On this day, 150 years ago, Alabama seceded from the Union, the fourth state to do so. South Carolina had gone out on Dec. 20, Mississippi on Jan. 9, and Florida on Jan. 10. States were rushing to dismantle the Union in order to preserve their rights to own and buy and sell other human beings.
As Catholics reflect on the Civil War in this sesquicentennial year, it is fitting to recall the women religious -- Nuns, Sisters, Daughters -- who nursed the wounded on both sides.
The numbers are inexact, of course, but about six hundred nuns and sisters from twelve orders were Civil War nurses -- about one hundred in the Confederacy and about five hundred in the Union. Several died of contagious diseases contracted during their service. Among the dead were: Sr. Lucy Dosh, SCN; Sr. Consolata Conlon, DC, nineteen years old; Sr. Xavier Lucot, DC; Sr. Elize O'Brien, CSC; Sr. Fidelis Lawler, CSC; Sr. Gerard Ryan, RSM; and Sr. Coletta O'Connor, RSM.
--To Bind Up the Wounds: Catholic Sister Nurses in the U. S. Civil War, by Sr. Mary Denis Maher, CSA, Greenwood Press, 1989.
The chapter in Maher's book on "Contemporaneous Attitudes About the Catholic Sisters in the Civil War" will be of interest to anyone unaware of how the nursing sisters were regarded by doctors, including the Surgeon-General, and by some Protestant nurses, including Dorothea Dix.
Maher's book describes the care with which Sisters of St.
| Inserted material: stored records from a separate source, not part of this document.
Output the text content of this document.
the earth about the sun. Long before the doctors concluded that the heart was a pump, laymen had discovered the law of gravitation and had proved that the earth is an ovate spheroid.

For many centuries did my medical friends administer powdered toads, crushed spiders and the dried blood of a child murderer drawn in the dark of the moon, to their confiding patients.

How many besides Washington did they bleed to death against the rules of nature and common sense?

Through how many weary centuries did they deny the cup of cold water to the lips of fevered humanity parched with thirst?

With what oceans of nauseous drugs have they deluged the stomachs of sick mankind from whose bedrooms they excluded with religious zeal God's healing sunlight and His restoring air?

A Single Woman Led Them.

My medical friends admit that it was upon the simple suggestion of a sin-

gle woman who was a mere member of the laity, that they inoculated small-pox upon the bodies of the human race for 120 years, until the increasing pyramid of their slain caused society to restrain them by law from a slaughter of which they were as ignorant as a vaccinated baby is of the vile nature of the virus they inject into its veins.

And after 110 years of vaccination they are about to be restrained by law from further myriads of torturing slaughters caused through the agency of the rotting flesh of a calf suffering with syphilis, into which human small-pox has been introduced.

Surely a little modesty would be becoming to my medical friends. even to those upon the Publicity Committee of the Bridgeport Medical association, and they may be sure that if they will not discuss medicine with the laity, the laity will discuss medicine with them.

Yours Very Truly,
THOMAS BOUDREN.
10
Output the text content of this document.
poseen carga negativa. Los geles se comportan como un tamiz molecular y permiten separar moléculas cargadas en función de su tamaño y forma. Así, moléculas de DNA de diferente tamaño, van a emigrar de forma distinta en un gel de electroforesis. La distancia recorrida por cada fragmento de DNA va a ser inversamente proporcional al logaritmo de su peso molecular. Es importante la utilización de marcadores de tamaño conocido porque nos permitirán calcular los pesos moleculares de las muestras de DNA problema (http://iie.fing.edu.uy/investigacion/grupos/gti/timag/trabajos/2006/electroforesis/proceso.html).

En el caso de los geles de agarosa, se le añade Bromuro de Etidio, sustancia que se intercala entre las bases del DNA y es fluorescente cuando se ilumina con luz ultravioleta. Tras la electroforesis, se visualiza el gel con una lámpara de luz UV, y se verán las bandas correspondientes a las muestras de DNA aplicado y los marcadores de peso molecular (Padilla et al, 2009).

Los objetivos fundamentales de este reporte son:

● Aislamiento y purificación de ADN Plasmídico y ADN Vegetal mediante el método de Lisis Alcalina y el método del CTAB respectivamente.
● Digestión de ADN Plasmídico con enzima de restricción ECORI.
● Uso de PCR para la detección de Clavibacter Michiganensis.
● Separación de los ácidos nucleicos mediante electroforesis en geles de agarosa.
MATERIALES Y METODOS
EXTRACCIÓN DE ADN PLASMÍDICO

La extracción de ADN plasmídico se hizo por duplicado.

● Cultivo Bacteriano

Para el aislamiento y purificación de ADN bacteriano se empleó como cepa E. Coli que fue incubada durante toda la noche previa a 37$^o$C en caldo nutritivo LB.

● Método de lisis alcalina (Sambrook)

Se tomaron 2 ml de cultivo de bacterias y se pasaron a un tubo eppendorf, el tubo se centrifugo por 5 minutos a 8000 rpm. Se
Joseph "prepared the corpses for burial and made the shrouds", and how Sisters of Providence "beautifully arranged the dead rooms, hanging them with 'white muslin, festooned with crepe, and at the head of each room are the Stars and Stripes also draped in mourning'."
The Sisters wrote letters for dying men. They baptized soldiers who requested the sacrament. They cared for female soldiers, who often were "not discovered until they were wounded or sick. . . . several different communities of sisters noted their care of such women".
Nuns of the Battlefield, by Ellen Ryan Jolly, 1927, contains chapters on twenty-three congregations whose members nursed in the Civil War. Scrolling through the book will bring you to lists of names of sisters, the hospitals where they nursed, and their places of birth. See, e.g., pp. 81-83 for the long list of Daughters of Charity who nursed at Satterlee Hospital in Philadelphia. Most were from Ireland; from Kerry, Tipperary, Galway, Kilkenny, Down, Donegal, Armagh, Dublin, Waterford, Kildare, Roscommon, Cork, Carlow, Wexford, Westmeath, Limerick, Cavan, Antrim, Derry, Tyrone, Fermanagh. They must have encountered many of their countrymen among the patients they nursed.